TEXTOS DO AUTOR

A PRIMEIRA NOITE DE ARRUDA

A primeira noite de José Roberto na Polícia Federal provoca cogitações. Em nós, nele, nos assessores. Enseja reflexões para Belinha, que tem uma maneira muito própria de analisar a situação delicada.

CarnavalBrasília, 11 de fevereiro de 2010. Parecia o corso dos velhos carnavais. Carros enfileirados acompanhando Arruda, o primeiro mandatário do Distrito Federal, em direção ao retiro que escolhera para passar a festa momesca.  Não se ouvia música, porém. Nem se viam carros abertos no cortejo, com foliões em festa. Claro, porque era retiro.

Os automóveis de vidros escuros, só os pneus cantavam afoitos no cortejo, movimentos rápidos como se houvesse pressa, mesmo para chegar a um lugar que ninguém nunca quis. A musicalidade só era percebida na percussão das buzinas tímidas de início, vindas de outros carros sintonizados na Band News e CBN. Mas os toques de buzina iam aumentando, como em datas de comemoração por um evento de peso. E tocavam, e se somavam, em muitos locais na Brasília de fim de tarde. Em tempos de rei Momo, o rei Arruda baixava e recolhia o cetro. E seu retiro não era espiritual, mas policial. Que ele não escolhera. Ou escolhera? de forma indireta?

Era horário de pico, congestionamento de carros e de celulares trançando a malha da notícia — Arruda seguia para a Polícia Federal para se entregar.

Eurides Brito, aquela que enfurnou maços de notas numa bolsa enorme, disse que vem dormindo muito bem. A consciência dela é de plástico rígido, silicone, sei lá, à prova de vexames. Ela tem couro duro, não se amofina com nada. Dormiria bem na cadeia. Talvez tivesse bons sonhos.

E Arruda? será que consegue dormir?

— Papai, se Arruda conseguir um telefone ele pode dar ordens para o Comando Vermelho?

— Arruda não é do Comando Vermelho — respondo. — E ele é verde, brinco.

Caramba! Me dá um calafrio quando penso na situação de um estuprador na cadeia. Dizem que é barra. E penso mais longe, em quem sevicia uma sociedade inteira. E aqueles carrascos naturais, do olho por olho, milicianos hospedados nas prisões, nem percebem que é muito pior.

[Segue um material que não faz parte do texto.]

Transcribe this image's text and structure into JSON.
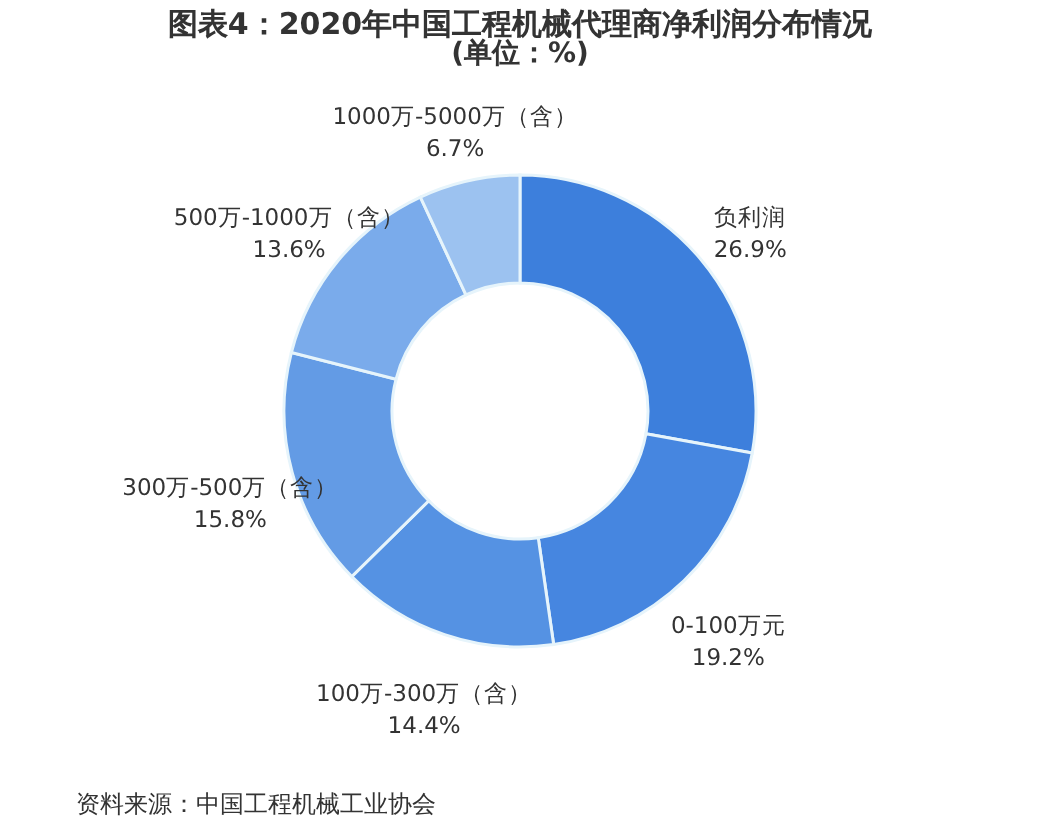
{
  "chart_data": {
    "type": "donut",
    "title": "图表4：2020年中国工程机械代理商净利润分布情况",
    "subtitle": "(单位：%)",
    "categories": [
      "负利润",
      "0-100万元",
      "100万-300万（含）",
      "300万-500万（含）",
      "500万-1000万（含）",
      "1000万-5000万（含）"
    ],
    "values": [
      26.9,
      19.2,
      14.4,
      15.8,
      13.6,
      6.7
    ],
    "value_labels": [
      "26.9%",
      "19.2%",
      "14.4%",
      "15.8%",
      "13.6%",
      "6.7%"
    ],
    "colors": [
      "#3d7fdc",
      "#4686e0",
      "#5592e3",
      "#639be5",
      "#7aabeb",
      "#9cc2f0"
    ],
    "legend": false,
    "annotations": [
      "资料来源：中国工程机械工业协会"
    ]
  }
}
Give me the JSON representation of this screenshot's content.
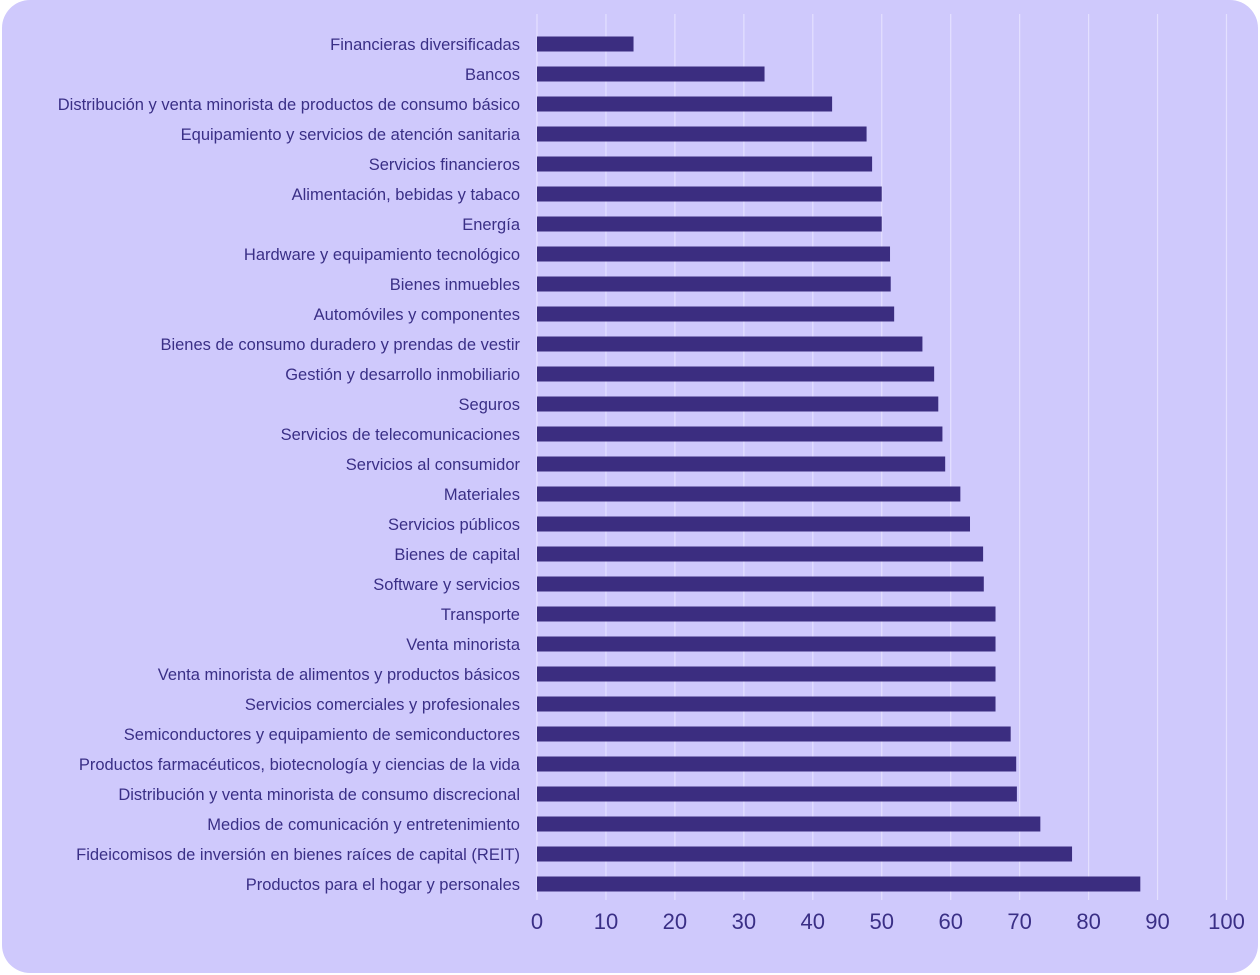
{
  "colors": {
    "background": "#cfc9fc",
    "bar": "#3b2d80",
    "grid": "#e4e0ff",
    "text": "#3a2f86"
  },
  "chart_data": {
    "type": "bar",
    "orientation": "horizontal",
    "title": "",
    "xlabel": "",
    "ylabel": "",
    "xlim": [
      0,
      100
    ],
    "ticks": [
      "0",
      "10",
      "20",
      "30",
      "40",
      "50",
      "60",
      "70",
      "80",
      "90",
      "100"
    ],
    "grid": true,
    "categories": [
      "Financieras diversificadas",
      "Bancos",
      "Distribución y venta minorista de productos de consumo básico",
      "Equipamiento y servicios de atención sanitaria",
      "Servicios financieros",
      "Alimentación, bebidas y tabaco",
      "Energía",
      "Hardware y equipamiento tecnológico",
      "Bienes inmuebles",
      "Automóviles y componentes",
      "Bienes de consumo duradero y prendas de vestir",
      "Gestión y desarrollo inmobiliario",
      "Seguros",
      "Servicios de telecomunicaciones",
      "Servicios al consumidor",
      "Materiales",
      "Servicios públicos",
      "Bienes de capital",
      "Software y servicios",
      "Transporte",
      "Venta minorista",
      "Venta minorista de alimentos y productos básicos",
      "Servicios comerciales y profesionales",
      "Semiconductores y equipamiento de semiconductores",
      "Productos farmacéuticos, biotecnología y ciencias de la vida",
      "Distribución y venta minorista de consumo discrecional",
      "Medios de comunicación y entretenimiento",
      "Fideicomisos de inversión en bienes raíces de capital (REIT)",
      "Productos para el hogar y personales"
    ],
    "values": [
      14,
      33,
      42.8,
      47.8,
      48.6,
      50,
      50,
      51.2,
      51.3,
      51.8,
      55.9,
      57.6,
      58.2,
      58.8,
      59.2,
      61.4,
      62.8,
      64.7,
      64.8,
      66.5,
      66.5,
      66.5,
      66.5,
      68.7,
      69.5,
      69.6,
      73,
      77.6,
      87.5
    ]
  }
}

Belinha, viva como sempre, interrompe as conjecturas de mim para comigo.

— Quando uma pessoa chega para se entregar à polícia, ela precisa ser algemada?

— Não, filhinha!

— Ou ela pode trazer as suas algemas?

Pensei comigo que existem pessoas que moldam suas algemas ao longo do tempo. Descuidam da construção da casa e quando menos esperam vão morar nela. Deixam a cama em desalinho, sem saber que vão se deitar nela.

— Quem mata alguém é algemado? — insiste.

— Sim.

— E quem rouba?

Resolvo não prolongar o assunto. Finjo que não ouço. Pra ver se Belinha esquece. Quando começa com perguntas capciosas, a coisa vai num crescendo insuportável, pela falta de repertório e tirocínio meus para respostas.

— O Arruda vai ficar num lugar com grade? Como nos filmes?

— Não, é uma sala especial.

Me ocorre que o perdão é um imperativo para a nossa saúde física e mental. Mas diante de um mal que se faz a uma coletividade, não sendo eu o representante legítimo dos prejudicados, que direito tenho eu de assumir como preposto, e perdoar Arruda ou quem quer que seja? Ou a corja parlamentar? Se não há consenso de que eu seja o procurador legítimo... Quem sou eu afinal nesse processo? Não seria isso tudo, o saneamento, um sinal dos céus e da justiça divina?

— As pessoas especiais, todas ficam em salas especiais? Tem de tudo lá?

— Não é bem assim, donzela. É que Arruda é uma autoridade. Tem um sofá lá, disseram.

— Se ele tem autoridade, por que ele não manda deixar a porta aberta? Pra poder  passear à noite... Tem banheiro na sala especial?

— Acho que não — eu pensava no que deve sentir uma pessoa pública que dorme na cadeia. Qual será a pior? a primeira noite? as subsequentes?

— Ai ai ai...

— O que foi, Belinha?

— Se não tiver banheiro, o Arruda vai ter de dormir de fralda.